Problem 4: A standard deck of cards is shuffled. What is the probability of drawing either an Ace or a King?
Show Answer
There are 4 Aces and 4 Kings in a deck, for a total of 8 favorable cards.
$$P(\text{Ace or King}) = \frac{8}{52} = \frac{2}{13} \approx 0.154 = 15.4%$$
Problem 5: Marcus has flipped a coin 5 times and gotten tails every time. His friend says, “The next flip is definitely going to be heads - you can not get 6 tails in a row!” Is his friend correct? Explain.
Show Answer
Marcus’s friend is incorrect and is committing the gambler’s fallacy.
Each coin flip is an independent event. The coin has no memory of previous flips. The probability of heads on the 6th flip is still exactly $\frac{1}{2} = 50%$, the same as it was before any flips occurred.
While the probability of getting 6 tails in a row (calculated before any flips) is $\left(\frac{1}{2}\right)^6 = \frac{1}{64}$, this is not the question.
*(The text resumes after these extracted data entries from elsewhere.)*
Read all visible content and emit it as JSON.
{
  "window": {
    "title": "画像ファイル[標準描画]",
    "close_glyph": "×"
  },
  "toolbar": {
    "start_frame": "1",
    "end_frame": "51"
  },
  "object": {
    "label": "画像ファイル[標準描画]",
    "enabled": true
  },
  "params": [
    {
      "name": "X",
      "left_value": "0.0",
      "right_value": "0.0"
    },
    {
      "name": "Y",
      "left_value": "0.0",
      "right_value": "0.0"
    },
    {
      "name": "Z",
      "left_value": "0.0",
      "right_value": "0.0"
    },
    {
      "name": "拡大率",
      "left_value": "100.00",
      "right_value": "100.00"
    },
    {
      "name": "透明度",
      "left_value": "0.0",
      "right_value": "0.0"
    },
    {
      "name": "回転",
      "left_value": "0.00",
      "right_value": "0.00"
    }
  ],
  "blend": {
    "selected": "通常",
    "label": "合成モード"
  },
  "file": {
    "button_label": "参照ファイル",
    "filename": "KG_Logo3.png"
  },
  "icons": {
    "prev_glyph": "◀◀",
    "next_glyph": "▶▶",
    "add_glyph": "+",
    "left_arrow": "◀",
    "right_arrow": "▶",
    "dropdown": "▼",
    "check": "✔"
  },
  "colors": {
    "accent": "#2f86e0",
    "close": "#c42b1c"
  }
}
After 5 tails have already happened, we are only asking about the next flip, and that probability is 50%.
The friend is confusing “probability of 6 tails in a row” with “probability of tails on the next flip given 5 tails have occurred.”
Problem 6: At a carnival game, you spin a wheel with 20 equal sections numbered 1 through 20. You win a prize if you land on a number greater than 15. What is the probability of winning?
Show Answer
Numbers greater than 15 are: 16, 17, 18, 19, 20 (five numbers)
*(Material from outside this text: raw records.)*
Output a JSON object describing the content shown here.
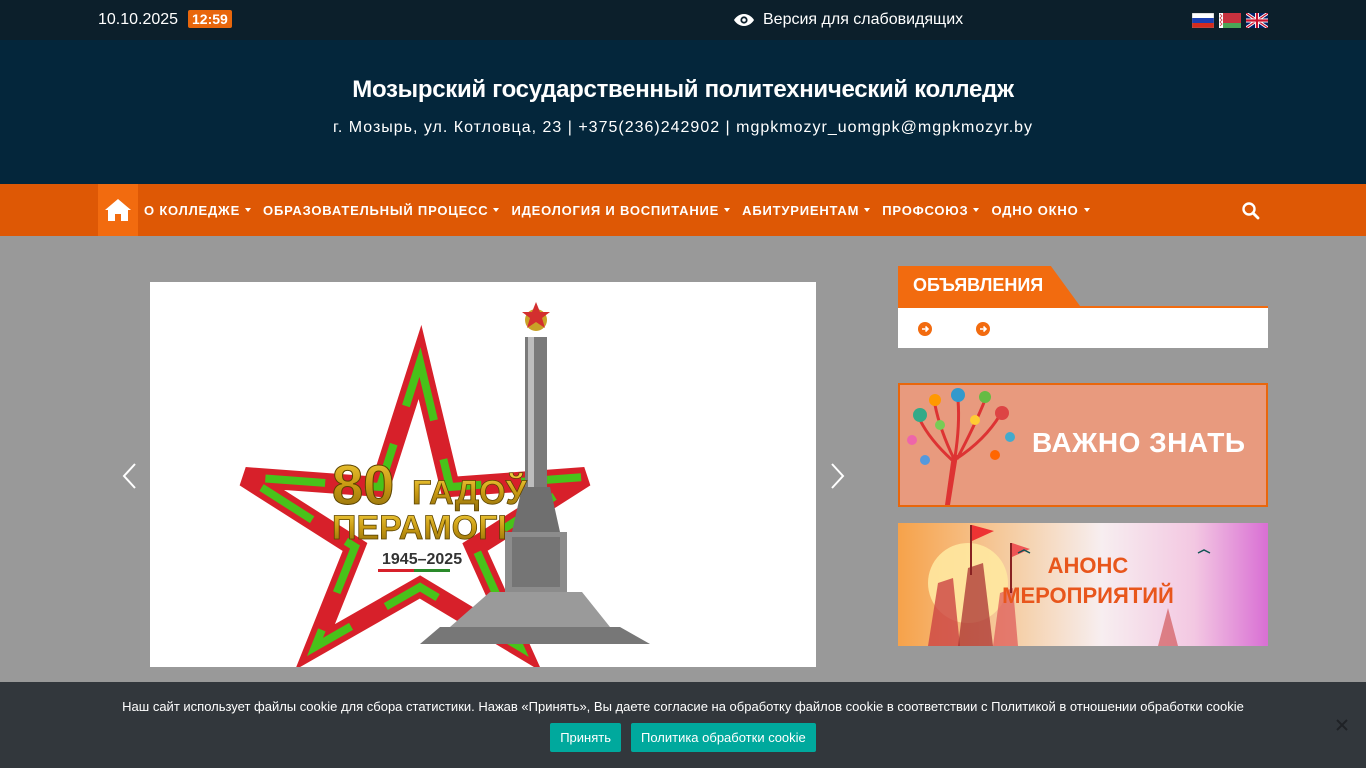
{
  "topbar": {
    "date": "10.10.2025",
    "time": "12:59",
    "accessibility_label": "Версия для слабовидящих",
    "languages": [
      "ru",
      "be",
      "en"
    ]
  },
  "header": {
    "title": "Мозырский государственный политехнический колледж",
    "description": "г. Мозырь, ул. Котловца, 23 | +375(236)242902 | mgpkmozyr_uomgpk@mgpkmozyr.by"
  },
  "nav": {
    "items": [
      {
        "label": "О КОЛЛЕДЖЕ"
      },
      {
        "label": "ОБРАЗОВАТЕЛЬНЫЙ ПРОЦЕСС"
      },
      {
        "label": "ИДЕОЛОГИЯ И ВОСПИТАНИЕ"
      },
      {
        "label": "АБИТУРИЕНТАМ"
      },
      {
        "label": "ПРОФСОЮЗ"
      },
      {
        "label": "ОДНО ОКНО"
      }
    ]
  },
  "slider": {
    "slide_text_main": "80 ГАДОЎ ПЕРАМОГІ",
    "slide_text_line1": "80",
    "slide_text_line1b": "ГАДОЎ",
    "slide_text_line2": "ПЕРАМОГІ",
    "slide_years": "1945–2025"
  },
  "sidebar": {
    "announcements_title": "ОБЪЯВЛЕНИЯ",
    "banner1_text": "ВАЖНО ЗНАТЬ",
    "banner2_line1": "АНОНС",
    "banner2_line2": "МЕРОПРИЯТИЙ"
  },
  "cookie": {
    "message": "Наш сайт использует файлы cookie для сбора статистики. Нажав «Принять», Вы даете согласие на обработку файлов cookie в соответствии с Политикой в отношении обработки cookie",
    "accept_label": "Принять",
    "policy_label": "Политика обработки cookie"
  },
  "colors": {
    "topbar_bg": "#0c1f2b",
    "header_bg": "#04263b",
    "nav_bg": "#de5805",
    "accent": "#f26b0f",
    "cookie_btn": "#00a99d"
  },
  "icons": [
    "eye-icon",
    "home-icon",
    "search-icon",
    "chevron-left-icon",
    "chevron-right-icon",
    "arrow-circle-right-icon",
    "close-icon"
  ]
}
$$P(\text{win}) = \frac{5}{20} = \frac{1}{4} = 0.25 = 25%$$
Summary
-
Probability measures how likely an event is to occur, expressed as a number between 0 (impossible) and 1 (certain).
-
An experiment is a process with uncertain outcomes. The sample space ($S$) is the set of all possible outcomes. An event is any subset of the sample space.
-
We write $P(A)$ to denote the probability of event $A$ occurring.
-
The fundamental probability rules are:
- $0 \leq P(A) \leq 1$ for any event $A$
- $P(S) = 1$ (something must happen)
- $P(A^c) = 1 - P(A)$ (the complement rule)
-
For equally likely outcomes: $P(A) = \frac{\text{favorable outcomes}}{\text{total outcomes}}$
-
Theoretical probability is based on mathematical reasoning about equally likely outcomes. Experimental probability is based on actual observations from trials.
-
The Law of Large Numbers states that as you perform more trials, experimental probability approaches theoretical probability.
-
The gambler’s fallacy is the mistaken belief that past random events affect future independent events. A coin does not remember its previous flips; a roulette wheel does not know what came before. Each trial is fresh.
-
Probability has applications everywhere: weather forecasting, medical testing, insurance, game design, quality control, and any situation involving uncertainty.